My garden - the green railings in the back is where the park starts.
Brain vomit 2 - I'm thinking that this looking for other houses/locations to live etc is just apart of this feeling of restlessness I have been having recently. Not sure why and it's a feeling that has been steadily growing but I have no idea what to do about it other than stop looking at houses online! I have suffered with depression in the past (post-natal with both girls and then a bit afterwards too) and I don't want to get into that mindset again. Not sure (and I really don't think it is) if the restless feeling is gearing up to depression again but I don't really want to take the chance.
Brain vomit 3 - I need to spend less time on the internet and yes I do realise the irony of saying that while writing a blog post but...... While I was on the computer earlier (looking at houses) the girls were playing outside and asked if I would come and see their shop. A whole hour passed before I actually went out and then I came back in as I wanted to look at the last 25 pages of houses. That needs to stop happening quite as much. Tricky when you run two businesses that rely on the internet but I'm sure I can figure something out.
Brain vomit 4 - I need to say yes much more especially to the girls. At the moment I am always finding excuse for why they can't do this and can't do that so I am going to say yes more.
Brain vomit 5 - Is anyone else annoyed at the 'perfect' bloggers - the ones who have children dressed in handmade clothes being fed granola that was cooked in the oven that morning with things harvested from the garden which grows in front of their perfect home. And what is more annoying when they say 'oh I'm not perfect' and show you a room that is clean and tidy but has one shoe out of place and that is their messy. Maybe I should stop reading them but I can't - they are like bloggy heroin! Messy is the pile of wet bedding at the top of the stairs because your youngest wet the bed, the piles of clothes on the bedroom floor, the plates left in the front room from last night and the recycling piled into the corner because you can't be bothered to open the door to the cellar and put it in the boxes (don't judge me!)

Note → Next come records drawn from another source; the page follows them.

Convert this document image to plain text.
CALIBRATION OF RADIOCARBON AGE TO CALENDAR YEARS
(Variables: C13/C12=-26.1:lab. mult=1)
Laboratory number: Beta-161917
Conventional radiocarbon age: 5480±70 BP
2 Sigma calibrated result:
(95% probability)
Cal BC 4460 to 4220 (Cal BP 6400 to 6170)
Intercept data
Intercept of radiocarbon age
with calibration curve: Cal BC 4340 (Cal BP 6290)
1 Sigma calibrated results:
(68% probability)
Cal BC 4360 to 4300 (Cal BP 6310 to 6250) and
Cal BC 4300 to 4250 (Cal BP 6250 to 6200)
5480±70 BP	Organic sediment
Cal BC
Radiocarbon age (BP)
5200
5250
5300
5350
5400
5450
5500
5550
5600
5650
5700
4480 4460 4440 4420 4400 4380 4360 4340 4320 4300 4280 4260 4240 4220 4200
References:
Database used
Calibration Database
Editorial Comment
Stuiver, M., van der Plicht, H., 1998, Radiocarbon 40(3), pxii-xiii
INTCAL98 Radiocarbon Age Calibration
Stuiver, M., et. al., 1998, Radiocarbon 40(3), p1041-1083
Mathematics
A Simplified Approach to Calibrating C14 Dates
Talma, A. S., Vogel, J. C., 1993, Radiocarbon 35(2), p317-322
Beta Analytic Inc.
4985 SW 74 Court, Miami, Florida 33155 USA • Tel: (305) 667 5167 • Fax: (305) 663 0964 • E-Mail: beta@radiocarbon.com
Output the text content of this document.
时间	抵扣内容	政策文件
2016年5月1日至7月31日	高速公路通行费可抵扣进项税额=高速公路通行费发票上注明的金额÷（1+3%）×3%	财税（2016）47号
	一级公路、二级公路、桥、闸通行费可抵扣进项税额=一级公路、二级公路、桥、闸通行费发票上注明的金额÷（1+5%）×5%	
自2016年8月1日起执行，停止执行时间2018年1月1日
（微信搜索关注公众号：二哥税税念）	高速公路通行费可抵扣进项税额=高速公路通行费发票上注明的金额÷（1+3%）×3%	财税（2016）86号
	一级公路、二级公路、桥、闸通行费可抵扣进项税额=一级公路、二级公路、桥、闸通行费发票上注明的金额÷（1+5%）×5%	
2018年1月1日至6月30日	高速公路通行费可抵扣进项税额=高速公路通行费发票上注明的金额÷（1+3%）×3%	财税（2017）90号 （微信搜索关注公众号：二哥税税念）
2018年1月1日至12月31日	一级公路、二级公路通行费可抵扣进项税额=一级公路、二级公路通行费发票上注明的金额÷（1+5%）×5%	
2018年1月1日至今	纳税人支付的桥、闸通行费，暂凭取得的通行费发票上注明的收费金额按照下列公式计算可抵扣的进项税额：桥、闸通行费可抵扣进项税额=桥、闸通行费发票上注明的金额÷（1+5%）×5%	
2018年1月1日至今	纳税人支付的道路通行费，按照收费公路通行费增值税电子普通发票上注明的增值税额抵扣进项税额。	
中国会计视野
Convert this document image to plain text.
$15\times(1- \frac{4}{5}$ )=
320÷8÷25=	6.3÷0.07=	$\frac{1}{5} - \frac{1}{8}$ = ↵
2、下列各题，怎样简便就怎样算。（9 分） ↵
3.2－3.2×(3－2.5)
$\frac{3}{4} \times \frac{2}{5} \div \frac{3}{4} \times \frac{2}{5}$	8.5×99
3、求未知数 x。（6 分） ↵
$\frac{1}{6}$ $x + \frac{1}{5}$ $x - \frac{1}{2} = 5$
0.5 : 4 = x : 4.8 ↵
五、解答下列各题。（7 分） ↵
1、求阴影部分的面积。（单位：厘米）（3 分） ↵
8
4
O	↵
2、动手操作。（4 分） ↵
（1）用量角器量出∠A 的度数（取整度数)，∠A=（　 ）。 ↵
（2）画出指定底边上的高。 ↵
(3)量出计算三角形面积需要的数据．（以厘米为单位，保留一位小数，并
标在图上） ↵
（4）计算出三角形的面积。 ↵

Brain vomit 6 - whoa - just read this back and it's all a bit woe is me isn't it? It's not meant to be but I'm trying (badly) to articulate what is swooshing around in my brain at the moment.
Brain vomit 7 - I think my new motto may be 'Fuck It'
P.S. I have decided to have the summer off from blogging so I will see you again in September and yes, I know I said that a few months ago and promptly wrote a few more posts but I mean it this time :) Maybe my brain vomit will have straightened itself out by then and become proper thoughts and ideas!